# Stone over drywall



## fakie99

i know owens corning specifies that cultured stone can be installed w/lath over existing drywall, but how many of you actually do this? i have typically removed drywall, and done either plywood w/tar paper and lath, or installed cement board, then stone over that. i have a client who is on a tighter budget and lath over drywall would cost less for sure. but i am not sure i feel comfortable doing it that way. any thoughts - thanks.


----------



## genecarp

No problem fakie-----lick and stick, on drywall


----------



## jomama

We go over dry wall all the time, but I ask the builder to have the drywaller spray the FP surround with the rest of the walls to minimize any wicking of moisture from th mort. I've actually only had issues with a FP surround when using tarpaper over OSB on a raised hearth. I think the OSB must shrink or swell or something because we've had a few crack (mortar) where the raised hearth & wall come together. Since those, we've been lapping our lath down onto the hearth, seems like it's working so far. I'd be interested to hear others take on it though.


----------



## fakie99

hmmm....enlightening. thank you guys.


----------



## Stone

You can actually put cultured stone on just about any wall. You don't even really need a substrate like drywall or plywood (although I don't personally recommend this) and there is a type of metal lath with felt paper attached which Owens Corning recommends for bare stud walls. Actually on the exterior they recommend only nailing into framing anyway, because they consider nails elsewhere as being possible sources of moisture penetration. I have done hundreds of jobs over drywall with no problems.


----------



## MasonryPro

*Stone Installation*

In regard to one of the posts here, you cannot simply install manufactured stone on drywall alone. The only strength that would have is the drywall's paper exterior - very unstable. 

The correct way to install the material is to put a vapor barrier on the drywall and then nail your mesh into the studs for support. Extra staples are sometimes beneficial, as it allows the mesh to adhere closer to the wall, avoiding "bubbles" in the mesh. Bubbles can cause cracking not only in the mortar joint but can allow water to seep behind the stone in an exterior application, causing the stone to break its bond and fall off!

Staple sizes and procedures, mesh overlaps, and corner preparation as well as proper mortar mixing and installation are critical to a successful manufactured stone installation.

Although manufactured stone installation is somewhat easier than other masonry projects, there are still tips and tricks masonry professionals employ that adhere to the standards of masonry aesthetics and installation.


Justin
Mastercraft Masonry
Professional Masonry Since 1974


----------



## Tscarborough

There are some types of faux stone that can be adhered directly to drywall, although it is not a manufacturers recommendation.
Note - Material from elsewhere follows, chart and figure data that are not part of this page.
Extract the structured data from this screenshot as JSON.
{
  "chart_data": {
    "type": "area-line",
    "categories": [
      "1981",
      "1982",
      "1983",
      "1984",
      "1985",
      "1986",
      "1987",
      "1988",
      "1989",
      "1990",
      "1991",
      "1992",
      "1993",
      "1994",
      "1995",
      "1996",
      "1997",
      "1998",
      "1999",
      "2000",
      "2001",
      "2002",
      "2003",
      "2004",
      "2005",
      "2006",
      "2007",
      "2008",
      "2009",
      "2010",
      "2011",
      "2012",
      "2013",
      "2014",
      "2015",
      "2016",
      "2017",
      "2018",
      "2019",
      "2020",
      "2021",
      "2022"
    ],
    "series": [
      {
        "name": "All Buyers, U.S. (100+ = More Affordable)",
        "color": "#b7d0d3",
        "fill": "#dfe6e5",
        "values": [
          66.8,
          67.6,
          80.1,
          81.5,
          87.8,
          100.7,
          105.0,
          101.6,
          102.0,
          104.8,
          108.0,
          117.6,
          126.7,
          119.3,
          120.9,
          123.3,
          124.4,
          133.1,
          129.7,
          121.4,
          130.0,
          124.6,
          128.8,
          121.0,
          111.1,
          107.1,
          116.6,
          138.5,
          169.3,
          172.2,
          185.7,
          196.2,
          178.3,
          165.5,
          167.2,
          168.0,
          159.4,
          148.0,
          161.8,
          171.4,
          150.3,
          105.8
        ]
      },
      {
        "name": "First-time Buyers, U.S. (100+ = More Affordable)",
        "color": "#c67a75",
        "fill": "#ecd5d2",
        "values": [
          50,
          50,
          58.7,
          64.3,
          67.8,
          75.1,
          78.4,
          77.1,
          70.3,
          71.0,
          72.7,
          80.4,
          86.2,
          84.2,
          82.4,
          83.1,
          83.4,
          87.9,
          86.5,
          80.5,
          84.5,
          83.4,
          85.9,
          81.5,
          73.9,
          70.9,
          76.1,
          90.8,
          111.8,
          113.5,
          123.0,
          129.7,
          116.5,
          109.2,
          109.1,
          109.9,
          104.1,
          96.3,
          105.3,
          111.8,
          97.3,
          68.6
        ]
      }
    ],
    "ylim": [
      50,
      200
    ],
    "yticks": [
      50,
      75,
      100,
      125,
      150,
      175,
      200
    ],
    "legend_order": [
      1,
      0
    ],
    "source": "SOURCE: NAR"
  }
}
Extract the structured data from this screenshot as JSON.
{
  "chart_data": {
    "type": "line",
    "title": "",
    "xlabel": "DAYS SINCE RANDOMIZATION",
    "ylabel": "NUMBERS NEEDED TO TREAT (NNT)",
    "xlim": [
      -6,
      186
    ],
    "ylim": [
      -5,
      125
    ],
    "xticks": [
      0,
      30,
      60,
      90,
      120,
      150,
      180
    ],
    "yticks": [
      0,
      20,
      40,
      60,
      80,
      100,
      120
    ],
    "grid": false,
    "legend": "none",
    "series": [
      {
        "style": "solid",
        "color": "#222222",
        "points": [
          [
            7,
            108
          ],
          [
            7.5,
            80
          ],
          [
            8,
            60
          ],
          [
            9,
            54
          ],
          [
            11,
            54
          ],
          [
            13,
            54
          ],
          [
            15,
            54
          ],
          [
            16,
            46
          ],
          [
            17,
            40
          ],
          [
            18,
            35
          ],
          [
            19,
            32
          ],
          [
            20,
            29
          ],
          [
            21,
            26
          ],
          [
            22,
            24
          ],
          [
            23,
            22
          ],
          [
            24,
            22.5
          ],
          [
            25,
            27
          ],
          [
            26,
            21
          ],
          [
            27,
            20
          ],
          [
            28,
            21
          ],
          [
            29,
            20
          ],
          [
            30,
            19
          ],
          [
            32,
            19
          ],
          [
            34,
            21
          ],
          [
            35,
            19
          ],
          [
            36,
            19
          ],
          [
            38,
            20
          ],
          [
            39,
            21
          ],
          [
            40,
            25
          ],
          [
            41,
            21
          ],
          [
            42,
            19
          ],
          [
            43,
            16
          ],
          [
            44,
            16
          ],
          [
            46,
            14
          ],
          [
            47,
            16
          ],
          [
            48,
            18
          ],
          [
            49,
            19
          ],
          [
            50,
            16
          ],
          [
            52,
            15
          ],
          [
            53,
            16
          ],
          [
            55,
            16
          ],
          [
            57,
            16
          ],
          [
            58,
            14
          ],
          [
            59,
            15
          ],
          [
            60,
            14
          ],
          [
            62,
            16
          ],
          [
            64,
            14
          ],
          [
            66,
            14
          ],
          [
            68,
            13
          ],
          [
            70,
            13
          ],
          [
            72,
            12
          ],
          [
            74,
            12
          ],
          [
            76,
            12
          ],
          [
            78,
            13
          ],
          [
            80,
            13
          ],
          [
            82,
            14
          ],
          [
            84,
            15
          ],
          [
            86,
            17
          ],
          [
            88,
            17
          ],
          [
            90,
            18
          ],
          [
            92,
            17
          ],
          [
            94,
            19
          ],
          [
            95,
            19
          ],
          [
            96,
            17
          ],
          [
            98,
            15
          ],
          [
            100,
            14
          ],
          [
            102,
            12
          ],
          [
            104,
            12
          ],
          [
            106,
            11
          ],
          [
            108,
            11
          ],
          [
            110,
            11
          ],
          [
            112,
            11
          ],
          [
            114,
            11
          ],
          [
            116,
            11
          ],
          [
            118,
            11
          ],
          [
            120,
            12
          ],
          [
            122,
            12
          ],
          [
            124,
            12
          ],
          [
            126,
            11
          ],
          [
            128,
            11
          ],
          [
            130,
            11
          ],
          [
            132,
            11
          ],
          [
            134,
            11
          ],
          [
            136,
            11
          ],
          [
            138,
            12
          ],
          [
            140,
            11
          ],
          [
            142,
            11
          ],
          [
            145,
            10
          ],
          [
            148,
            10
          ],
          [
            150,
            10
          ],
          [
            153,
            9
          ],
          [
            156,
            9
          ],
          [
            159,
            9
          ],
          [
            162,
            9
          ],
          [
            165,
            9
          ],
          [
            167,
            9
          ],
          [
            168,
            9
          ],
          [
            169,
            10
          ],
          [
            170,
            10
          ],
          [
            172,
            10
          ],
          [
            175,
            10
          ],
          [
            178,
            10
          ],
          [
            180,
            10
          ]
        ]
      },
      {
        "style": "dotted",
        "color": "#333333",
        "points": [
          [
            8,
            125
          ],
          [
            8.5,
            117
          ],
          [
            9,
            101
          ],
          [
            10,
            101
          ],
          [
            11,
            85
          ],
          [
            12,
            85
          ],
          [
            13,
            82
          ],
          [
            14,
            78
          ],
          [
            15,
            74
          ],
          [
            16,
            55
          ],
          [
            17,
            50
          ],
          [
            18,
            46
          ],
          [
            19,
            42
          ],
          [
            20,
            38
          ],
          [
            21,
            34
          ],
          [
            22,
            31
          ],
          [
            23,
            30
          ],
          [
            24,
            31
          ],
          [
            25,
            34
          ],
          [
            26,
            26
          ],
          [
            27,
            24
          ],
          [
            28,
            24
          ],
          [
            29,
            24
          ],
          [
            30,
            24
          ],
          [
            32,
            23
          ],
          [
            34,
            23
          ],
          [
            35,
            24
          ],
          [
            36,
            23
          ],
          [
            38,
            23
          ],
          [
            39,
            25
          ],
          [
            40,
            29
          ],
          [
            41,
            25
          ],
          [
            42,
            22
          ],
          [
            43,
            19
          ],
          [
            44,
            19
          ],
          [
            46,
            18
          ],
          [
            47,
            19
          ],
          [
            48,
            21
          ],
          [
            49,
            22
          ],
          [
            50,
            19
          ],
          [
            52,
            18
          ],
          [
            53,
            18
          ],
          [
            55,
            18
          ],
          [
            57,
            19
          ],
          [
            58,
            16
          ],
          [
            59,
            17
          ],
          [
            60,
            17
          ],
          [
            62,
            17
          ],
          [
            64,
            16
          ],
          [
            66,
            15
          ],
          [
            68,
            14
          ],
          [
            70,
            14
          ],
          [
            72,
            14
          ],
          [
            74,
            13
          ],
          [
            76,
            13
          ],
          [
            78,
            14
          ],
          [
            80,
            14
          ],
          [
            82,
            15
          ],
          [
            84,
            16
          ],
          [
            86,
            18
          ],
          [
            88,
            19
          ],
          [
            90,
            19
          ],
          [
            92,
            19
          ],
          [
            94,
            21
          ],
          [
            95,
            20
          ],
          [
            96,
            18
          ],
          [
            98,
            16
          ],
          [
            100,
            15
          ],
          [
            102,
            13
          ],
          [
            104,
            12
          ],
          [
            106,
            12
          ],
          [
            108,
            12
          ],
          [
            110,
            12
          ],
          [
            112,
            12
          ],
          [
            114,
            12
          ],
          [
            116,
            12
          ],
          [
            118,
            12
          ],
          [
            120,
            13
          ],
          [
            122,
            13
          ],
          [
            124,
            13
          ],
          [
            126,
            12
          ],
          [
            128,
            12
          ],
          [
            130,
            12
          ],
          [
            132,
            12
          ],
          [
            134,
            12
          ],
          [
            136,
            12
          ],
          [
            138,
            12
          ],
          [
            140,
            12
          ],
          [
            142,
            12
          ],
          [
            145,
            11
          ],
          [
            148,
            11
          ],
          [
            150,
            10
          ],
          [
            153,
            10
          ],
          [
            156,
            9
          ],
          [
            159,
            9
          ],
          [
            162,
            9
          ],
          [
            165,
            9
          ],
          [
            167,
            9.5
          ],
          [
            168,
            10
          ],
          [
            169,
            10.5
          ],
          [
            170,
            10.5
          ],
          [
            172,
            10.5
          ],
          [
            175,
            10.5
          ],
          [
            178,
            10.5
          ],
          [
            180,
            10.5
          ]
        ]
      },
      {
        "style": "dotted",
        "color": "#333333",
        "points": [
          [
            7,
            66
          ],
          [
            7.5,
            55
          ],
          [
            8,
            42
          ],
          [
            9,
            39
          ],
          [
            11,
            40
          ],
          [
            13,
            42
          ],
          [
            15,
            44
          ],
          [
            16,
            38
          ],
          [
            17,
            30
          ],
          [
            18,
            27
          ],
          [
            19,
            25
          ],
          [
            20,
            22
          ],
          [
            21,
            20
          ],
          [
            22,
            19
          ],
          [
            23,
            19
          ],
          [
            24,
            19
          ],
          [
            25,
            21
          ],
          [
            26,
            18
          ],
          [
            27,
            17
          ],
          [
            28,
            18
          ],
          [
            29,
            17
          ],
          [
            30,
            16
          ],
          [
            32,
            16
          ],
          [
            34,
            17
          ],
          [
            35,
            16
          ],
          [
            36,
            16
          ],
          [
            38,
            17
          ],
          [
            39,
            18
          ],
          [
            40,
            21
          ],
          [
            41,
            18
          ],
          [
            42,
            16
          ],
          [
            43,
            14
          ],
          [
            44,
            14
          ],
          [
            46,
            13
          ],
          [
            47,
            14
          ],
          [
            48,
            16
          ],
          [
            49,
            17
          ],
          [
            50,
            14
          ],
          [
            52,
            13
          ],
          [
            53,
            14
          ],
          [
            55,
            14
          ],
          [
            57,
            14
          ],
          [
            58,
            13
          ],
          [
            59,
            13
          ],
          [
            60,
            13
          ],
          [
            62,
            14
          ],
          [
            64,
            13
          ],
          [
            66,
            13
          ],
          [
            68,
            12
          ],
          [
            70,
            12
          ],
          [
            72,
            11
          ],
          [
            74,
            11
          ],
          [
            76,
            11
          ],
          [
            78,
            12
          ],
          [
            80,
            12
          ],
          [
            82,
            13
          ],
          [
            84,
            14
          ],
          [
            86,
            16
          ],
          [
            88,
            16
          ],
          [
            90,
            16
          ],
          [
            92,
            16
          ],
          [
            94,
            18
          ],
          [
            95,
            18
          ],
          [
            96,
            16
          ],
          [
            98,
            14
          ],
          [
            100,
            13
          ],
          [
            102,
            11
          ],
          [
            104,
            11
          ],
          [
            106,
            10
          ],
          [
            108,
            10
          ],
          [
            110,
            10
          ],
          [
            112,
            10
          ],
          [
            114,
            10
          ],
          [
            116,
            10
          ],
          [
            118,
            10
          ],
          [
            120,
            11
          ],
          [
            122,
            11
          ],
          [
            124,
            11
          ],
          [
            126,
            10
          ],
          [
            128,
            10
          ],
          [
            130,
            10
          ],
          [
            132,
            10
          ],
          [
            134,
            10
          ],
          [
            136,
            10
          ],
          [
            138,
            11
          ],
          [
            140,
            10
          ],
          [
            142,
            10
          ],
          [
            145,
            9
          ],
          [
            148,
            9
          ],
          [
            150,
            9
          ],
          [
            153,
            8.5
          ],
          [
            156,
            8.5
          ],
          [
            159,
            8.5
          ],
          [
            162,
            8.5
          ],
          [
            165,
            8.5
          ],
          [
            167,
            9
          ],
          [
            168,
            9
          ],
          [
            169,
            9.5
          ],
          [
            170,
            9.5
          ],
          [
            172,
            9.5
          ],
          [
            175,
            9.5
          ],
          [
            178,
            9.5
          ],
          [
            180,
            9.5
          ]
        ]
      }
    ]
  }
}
Stone such as Profit by Cultured Stone or Stacked Stone by Eldorado Stone can be applied to a properly prepped raw sheetrock wall.

A product such as Parex 121 base coat can be troweled on, and then the stone applied with a good modified thinset. Under normal conditions, I have no problem warrantying this application. I would never advise it for a DIYer, or for anyone else not willing to accept the liability, but it works fine for small interior wall details (I would not do it on a wall over 9' or in a high traffic area or in any seismic zone).

The reality is that there is almost no application where this would be desirable, though.


----------